Criminal Party “Revolution Bourgeois”, recensione
“Avevo pochi anni… e 15 anni sembran pochi”, ma già da tempo avevo iniziato a conoscere il mondo garage punk. Molto spesso il tape trading di allora, mi portava in dote curiosità ed estremismi anche grazie ad un amico emigrato a Trapani che mi forniva elementi su cui elucubrare. Anche se ero già alla ricerca di sonorità più heavy, ricordo una TDK da 60 minuti le cui poche tracce mi portarono alla conoscenza di una band chiamata Criminal party, (in realtà la calligrafia pessima del mio ex compagno di scuola riportava la dicitura Triminal party ). Oggi dopo molti anni mi ritrovo a dover e voler recensire 18 tracce (troppe?) del sestetto palermitano, pronto raccontarci rabbia e dolore mediante le femmine vocalità di Vicky Jam e Lisiac, abili nel raccontare l’atteso Revolution Bourgeois, opera spinta dalle manovre accorte di Downbeat e Pink house label.

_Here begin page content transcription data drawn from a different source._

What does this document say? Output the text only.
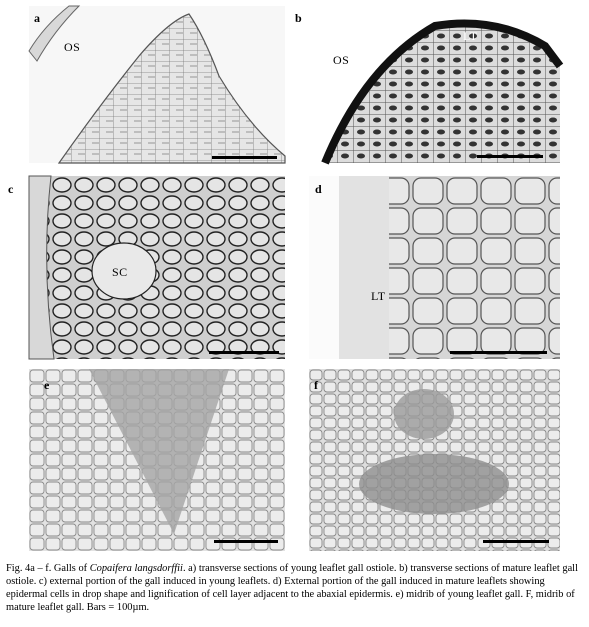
a
OS
b
OS
LT
c
SC
d
LT
e	f
Fig. 4a – f. Galls of Copaifera langsdorffii. a) transverse sections of young leaflet gall ostiole. b) transverse sections of mature leaflet gall ostiole. c) external portion of the gall induced in young leaflets. d) External portion of the gall induced in mature leaflets showing epidermal cells in drop shape and lignification of cell layer adjacent to the abaxial epidermis. e) midrib of young leaflet gall. F, midrib of mature leaflet gall. Bars = 100µm.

Il disco, ricco di spiriti vintage, trova un piacevole impatto emozionale nonostante l’eccessiva durata e l’imbarazzante art work, che non riesce a dare la giusta idea alla matrice underground, qui ricca di impeto (mescolato a melodia) e sintesi narrative (alimentate da strutture storiche talvolta sbilanciate sui volumi) . L’ultima fatica dell’ensemble appare comunque ben definito soprattutto nella sua prima parte, in cui regnano non solo le note di Hangry and tired, ma anche l’anima londinese di Join us! , anticipazione emozionale di Rebel World, da cui emerge la reale natura punk della band. Infatti il brano, annoverabile tra le migliori tracce del disco, riesce a trainare l’ascoltatore in un mondo ’77, in cui l’anthem Burned generation aiuta a definirei i giusti contorni dei rimandi cryptobeat.
I movimenti granulari tornano poi calmierati da Dangerous minds e dal pseudo pop di Wasted life che non sembra lasciare il segno, a differenza di We hate you, magnifico rimando al mondo Oi!, qui mescolato in maniera inusuale a Wahwah e bridge disorientanti.
Il mondo reale narrato dalla band prosegue poi con il calore tarantiniano di Assault at central banke con la lunga Deep Crises, inquieta e lineare ridondanza prog rock che anticipa la versione (contemporanea) di 1986 e What about you? ,in cui ci si scaraventa in un polveroso punk di inizio anni ’80… quando l’era d’oro del pop iniziava a scontrarsi con le ultime correnti di un mondo scomparso ed ormai mutato.
Un disco, dunque, da ascoltare annodando la linea del tempo.